Im Wortlaut von Sabine Zimmermann,

 

 

Die ersten neun Monate der 18. Wahlperiode gehen zu Ende, und der Bundestag geht in die parlamentarische Sommerpause. Unsere Arbeitskreise blicken zurück auf die großen und kleinen Herausforderungen der vergangenen Monate: Was hatten wir vor, was haben wir erreicht und was bleibt auf unserer Agenda? Für den Arbeitskreis Soziales, Gesundheit, Rente zieht dessen Leiterin Sabine Zimmermann Bilanz.

 

Bei den Themen Soziales, Gesundheit und Rente legt  die neue Bundesregierung ein schnelles Tempo vor. Manche Schritte gehen in die richtige Richtung - wie die Rente ab 63 und die bessere Anerkennung von Kindererziehung bei der Rente. Aber die grundlegenden Probleme werden nicht angegangen: Was tut sie gegen das sinkende Rentenniveau? Wann werden die Ostrenten endlich an das Westniveau angeglichen? Wann wird die Grundsicherung (Hartz IV) endlich armutsfest gemacht – ohne dass die Menschen drangsaliert werden?

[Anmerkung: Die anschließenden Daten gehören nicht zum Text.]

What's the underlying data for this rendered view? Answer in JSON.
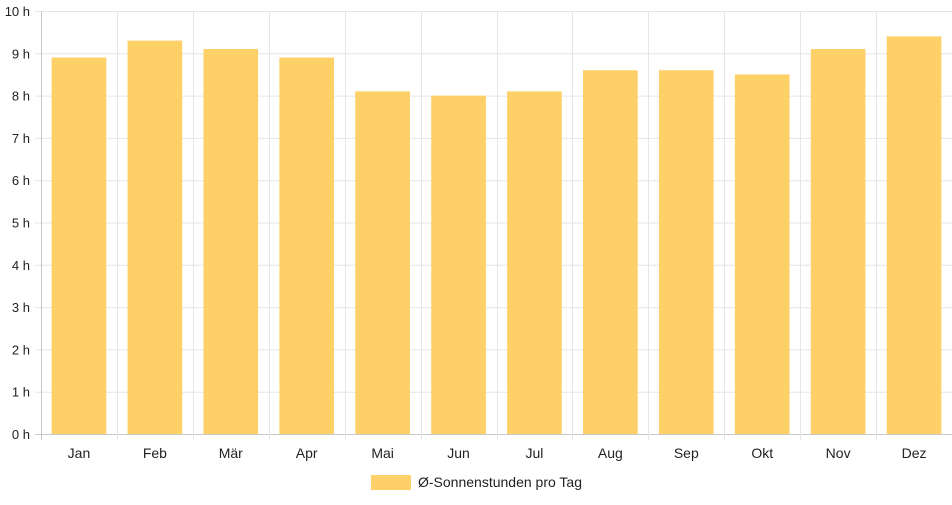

Bei der großen Pflegereform legen Union und SPD die Hände in den Schoß oder marschieren wie bei der Finanzierungsreform der Krankenversicherung in die komplett falsche Richtung. Auch hat diese Regierung keinerlei Ambitionen, die Umverteilung von unten nach oben umzudrehen. Davon zeugt der kürzlich verabschiedete Haushalt 2014. Die schwarze Null steht nur, weil die Regierung in die Sozialkassen greift: Die Mütterrente wird systemwidrig über Beiträge statt über Steuern finanziert, der Zuschuss an den Gesundheitsfonds um 6 Milliarden Euro reduziert. Ein echter Kurswechsel nach jahrelangen Kürzungen im Sozialbereich bleibt aus.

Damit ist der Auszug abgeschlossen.